Chekov's audible voice doesn't waver when he uses it, but bile is just this side of burning in his throat, or is that Hikaru's own? One remove away, the constricting wizardry's doing things that feel like the metaphysical answer to cord biting into flesh--McCoy flinches again, at the reality of the spell's effect spilling over, the comparison Sulu's just made, or maybe both. Pavel doesn't. Finish now, throw up later, Hikaru thinks he hears his semi-partner tell himself, but he's never been any better at Russian than Pavel's been at Japanese, and back-translating in the Speech would take, how'd Chekov say it in spacedock, precious time--later, he'll ask what the words are later, he'll come apart and sob later, he'll mourn his silver lady, his ship, his own later, and his pilot's soul will scream for the rending agony of the loss but now--

Now they don't have time.

As the transporter engages, a voice like satin, warm wiring and space-blasted steel says, "I know what I'm about to do, and I'm plenty willing. None of you boys need my forgiveness. But you have it.

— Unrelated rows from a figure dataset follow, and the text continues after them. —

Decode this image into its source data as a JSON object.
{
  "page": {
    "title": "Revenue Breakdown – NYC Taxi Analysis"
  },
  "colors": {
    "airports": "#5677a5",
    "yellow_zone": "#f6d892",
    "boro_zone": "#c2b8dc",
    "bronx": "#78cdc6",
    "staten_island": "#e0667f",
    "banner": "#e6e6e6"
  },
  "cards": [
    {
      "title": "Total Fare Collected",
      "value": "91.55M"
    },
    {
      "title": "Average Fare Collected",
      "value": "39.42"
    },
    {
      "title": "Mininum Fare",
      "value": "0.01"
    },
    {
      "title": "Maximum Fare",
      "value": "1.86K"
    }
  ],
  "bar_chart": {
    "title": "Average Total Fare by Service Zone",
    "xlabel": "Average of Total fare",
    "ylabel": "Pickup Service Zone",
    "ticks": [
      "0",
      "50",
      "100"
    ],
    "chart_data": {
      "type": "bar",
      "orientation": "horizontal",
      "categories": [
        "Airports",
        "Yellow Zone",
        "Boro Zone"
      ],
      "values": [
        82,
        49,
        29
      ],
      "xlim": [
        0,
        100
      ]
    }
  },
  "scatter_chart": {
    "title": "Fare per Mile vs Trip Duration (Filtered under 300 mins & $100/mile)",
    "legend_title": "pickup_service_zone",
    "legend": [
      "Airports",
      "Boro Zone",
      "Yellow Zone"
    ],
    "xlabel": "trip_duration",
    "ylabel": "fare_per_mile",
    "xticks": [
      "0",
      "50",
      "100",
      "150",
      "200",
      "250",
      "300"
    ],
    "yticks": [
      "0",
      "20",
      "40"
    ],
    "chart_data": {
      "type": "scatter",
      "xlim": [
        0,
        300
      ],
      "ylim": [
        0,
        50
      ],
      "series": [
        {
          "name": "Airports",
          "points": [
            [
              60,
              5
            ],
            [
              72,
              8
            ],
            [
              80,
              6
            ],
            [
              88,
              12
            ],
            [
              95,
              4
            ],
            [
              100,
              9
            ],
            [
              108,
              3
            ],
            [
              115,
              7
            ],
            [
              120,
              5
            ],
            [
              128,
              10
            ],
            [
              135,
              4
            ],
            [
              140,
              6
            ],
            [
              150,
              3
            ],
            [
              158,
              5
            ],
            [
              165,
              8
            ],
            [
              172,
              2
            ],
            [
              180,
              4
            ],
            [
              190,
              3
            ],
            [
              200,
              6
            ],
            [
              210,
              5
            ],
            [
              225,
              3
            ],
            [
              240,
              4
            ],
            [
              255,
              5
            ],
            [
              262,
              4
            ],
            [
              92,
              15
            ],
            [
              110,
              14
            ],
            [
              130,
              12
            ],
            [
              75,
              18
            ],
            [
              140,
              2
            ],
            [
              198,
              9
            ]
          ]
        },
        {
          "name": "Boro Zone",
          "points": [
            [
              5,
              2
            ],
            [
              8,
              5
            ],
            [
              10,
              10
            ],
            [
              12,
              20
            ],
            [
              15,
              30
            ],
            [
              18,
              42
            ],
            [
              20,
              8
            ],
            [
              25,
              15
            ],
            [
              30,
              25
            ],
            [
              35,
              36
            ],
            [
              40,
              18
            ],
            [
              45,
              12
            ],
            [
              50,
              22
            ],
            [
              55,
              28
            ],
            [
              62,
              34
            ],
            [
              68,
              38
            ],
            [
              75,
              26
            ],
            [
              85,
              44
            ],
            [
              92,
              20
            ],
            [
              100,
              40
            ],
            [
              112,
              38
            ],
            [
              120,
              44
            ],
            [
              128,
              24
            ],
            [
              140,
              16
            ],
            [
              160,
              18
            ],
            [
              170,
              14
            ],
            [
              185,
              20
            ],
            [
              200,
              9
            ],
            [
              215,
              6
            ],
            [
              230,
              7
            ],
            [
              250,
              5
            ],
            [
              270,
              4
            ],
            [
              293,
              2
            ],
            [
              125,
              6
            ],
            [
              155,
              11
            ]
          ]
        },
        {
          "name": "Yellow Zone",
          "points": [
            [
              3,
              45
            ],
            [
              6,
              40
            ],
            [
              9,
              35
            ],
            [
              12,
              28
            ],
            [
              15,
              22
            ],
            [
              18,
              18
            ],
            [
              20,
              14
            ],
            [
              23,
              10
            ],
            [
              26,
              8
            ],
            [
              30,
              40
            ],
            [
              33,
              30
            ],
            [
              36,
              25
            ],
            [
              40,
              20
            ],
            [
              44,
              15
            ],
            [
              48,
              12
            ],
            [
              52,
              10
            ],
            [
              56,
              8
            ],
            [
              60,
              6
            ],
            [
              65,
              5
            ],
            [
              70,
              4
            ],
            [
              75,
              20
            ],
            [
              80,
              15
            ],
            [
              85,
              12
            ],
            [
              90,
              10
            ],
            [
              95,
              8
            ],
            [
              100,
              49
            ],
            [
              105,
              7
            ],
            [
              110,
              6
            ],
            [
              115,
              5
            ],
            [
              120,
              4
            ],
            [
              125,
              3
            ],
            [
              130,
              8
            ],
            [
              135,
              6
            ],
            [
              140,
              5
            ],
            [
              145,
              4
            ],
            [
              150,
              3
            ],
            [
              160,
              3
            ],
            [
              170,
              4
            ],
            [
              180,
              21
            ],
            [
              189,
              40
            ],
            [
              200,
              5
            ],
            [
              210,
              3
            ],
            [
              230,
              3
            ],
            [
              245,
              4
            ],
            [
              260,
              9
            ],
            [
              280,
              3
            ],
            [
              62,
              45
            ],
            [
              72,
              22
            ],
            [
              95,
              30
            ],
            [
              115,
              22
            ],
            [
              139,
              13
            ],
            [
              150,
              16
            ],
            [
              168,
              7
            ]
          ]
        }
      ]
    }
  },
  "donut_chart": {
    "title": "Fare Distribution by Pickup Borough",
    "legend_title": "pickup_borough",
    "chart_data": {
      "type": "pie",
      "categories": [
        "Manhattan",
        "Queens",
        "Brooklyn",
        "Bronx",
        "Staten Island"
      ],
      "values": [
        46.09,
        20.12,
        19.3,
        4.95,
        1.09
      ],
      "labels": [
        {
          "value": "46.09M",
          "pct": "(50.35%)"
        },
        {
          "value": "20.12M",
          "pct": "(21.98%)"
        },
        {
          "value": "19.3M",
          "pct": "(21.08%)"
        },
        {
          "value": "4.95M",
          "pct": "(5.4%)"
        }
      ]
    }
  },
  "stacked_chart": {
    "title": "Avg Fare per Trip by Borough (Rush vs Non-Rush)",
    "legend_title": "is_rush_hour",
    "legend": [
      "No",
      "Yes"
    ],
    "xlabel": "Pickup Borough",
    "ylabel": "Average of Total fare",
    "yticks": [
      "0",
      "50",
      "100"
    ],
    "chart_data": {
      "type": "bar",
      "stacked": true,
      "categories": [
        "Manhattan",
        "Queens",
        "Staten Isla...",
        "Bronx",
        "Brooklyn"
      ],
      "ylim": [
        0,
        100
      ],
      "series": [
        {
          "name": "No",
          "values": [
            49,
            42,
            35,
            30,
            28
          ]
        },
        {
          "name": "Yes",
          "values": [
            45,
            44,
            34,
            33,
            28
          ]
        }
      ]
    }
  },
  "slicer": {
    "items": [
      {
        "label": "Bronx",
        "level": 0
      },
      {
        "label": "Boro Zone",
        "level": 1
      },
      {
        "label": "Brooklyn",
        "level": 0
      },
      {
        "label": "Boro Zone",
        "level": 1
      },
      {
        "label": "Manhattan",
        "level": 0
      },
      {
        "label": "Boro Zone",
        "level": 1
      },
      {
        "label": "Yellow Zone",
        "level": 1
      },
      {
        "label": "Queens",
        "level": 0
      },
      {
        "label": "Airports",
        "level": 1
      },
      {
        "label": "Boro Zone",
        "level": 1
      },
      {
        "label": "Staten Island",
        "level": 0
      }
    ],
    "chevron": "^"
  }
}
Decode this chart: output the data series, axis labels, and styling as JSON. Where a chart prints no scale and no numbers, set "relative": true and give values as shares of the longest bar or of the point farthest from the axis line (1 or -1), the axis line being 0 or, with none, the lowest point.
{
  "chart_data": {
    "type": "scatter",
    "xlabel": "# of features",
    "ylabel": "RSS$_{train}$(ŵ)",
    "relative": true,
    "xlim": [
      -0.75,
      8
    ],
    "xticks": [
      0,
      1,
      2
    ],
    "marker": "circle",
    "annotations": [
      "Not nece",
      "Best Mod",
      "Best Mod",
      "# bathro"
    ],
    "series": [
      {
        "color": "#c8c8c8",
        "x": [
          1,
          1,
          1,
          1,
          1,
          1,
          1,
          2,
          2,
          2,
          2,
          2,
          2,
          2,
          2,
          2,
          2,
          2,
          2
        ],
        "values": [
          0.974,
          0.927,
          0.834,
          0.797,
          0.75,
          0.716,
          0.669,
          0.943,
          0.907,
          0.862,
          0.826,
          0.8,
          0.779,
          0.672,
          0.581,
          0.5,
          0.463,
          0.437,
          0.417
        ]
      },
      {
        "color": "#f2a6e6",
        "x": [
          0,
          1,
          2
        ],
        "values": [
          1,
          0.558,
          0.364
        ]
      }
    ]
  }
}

Don't worry."

She sounds fond of us, Sulu thinks dizzily, surprised and amazed and heartbroken in measures he can't quantify, and his feet hit the ground.

"Get out!" the Klingon commander is shrieking down a wide open comm to his subordinates, "get out of there!"

Take this! that same female voice says, in the backs of all their heads but clearly not to them, vehement and bright and like she's relishing the chance to turn the tables on the enemy again--

The explosion doesn't double him over, but Sulu can't lie; he's leaning hard on the borrowed, digging pain of Chekov's limiter spell the better to keep his feet under him at all.

And then they've got work to do.

A lot of that work's frankly blurry in recollection. The time until just after their captured vessel leaves the disintegrating Genesis planet safely out of detailed view is more haze than memory, at least. Sulu's glad of it, no matter how much a coward he feels for the relief the day's patchy recall brings him. He's well aware there are options, both wizardly and non, that can clarify such things. He touches none of them.

Days later and, subjectively and simultaneously, three centuries earlier, he dreams of moving unassisted through a starfield crowded with ships. One of them, achingly familiar and limbed in silver, stays entirely, impossibly stationary in space.

Until he reaches her.

"I told you, Hikaru-chan," she says, warm wiring and fondness, feminine satin and time-tested metal, "that you didn't need to worry. I was in willingly. I'm here willingly too, and beyond happily as it happens, but I know you knew that. Now come on, Sulu-cousin, honest valor, pilot soul. I've got eternity, but at the moment, you haven't, and I don't mind saying I've missed you like a thruster someone disconnected. Let's fly."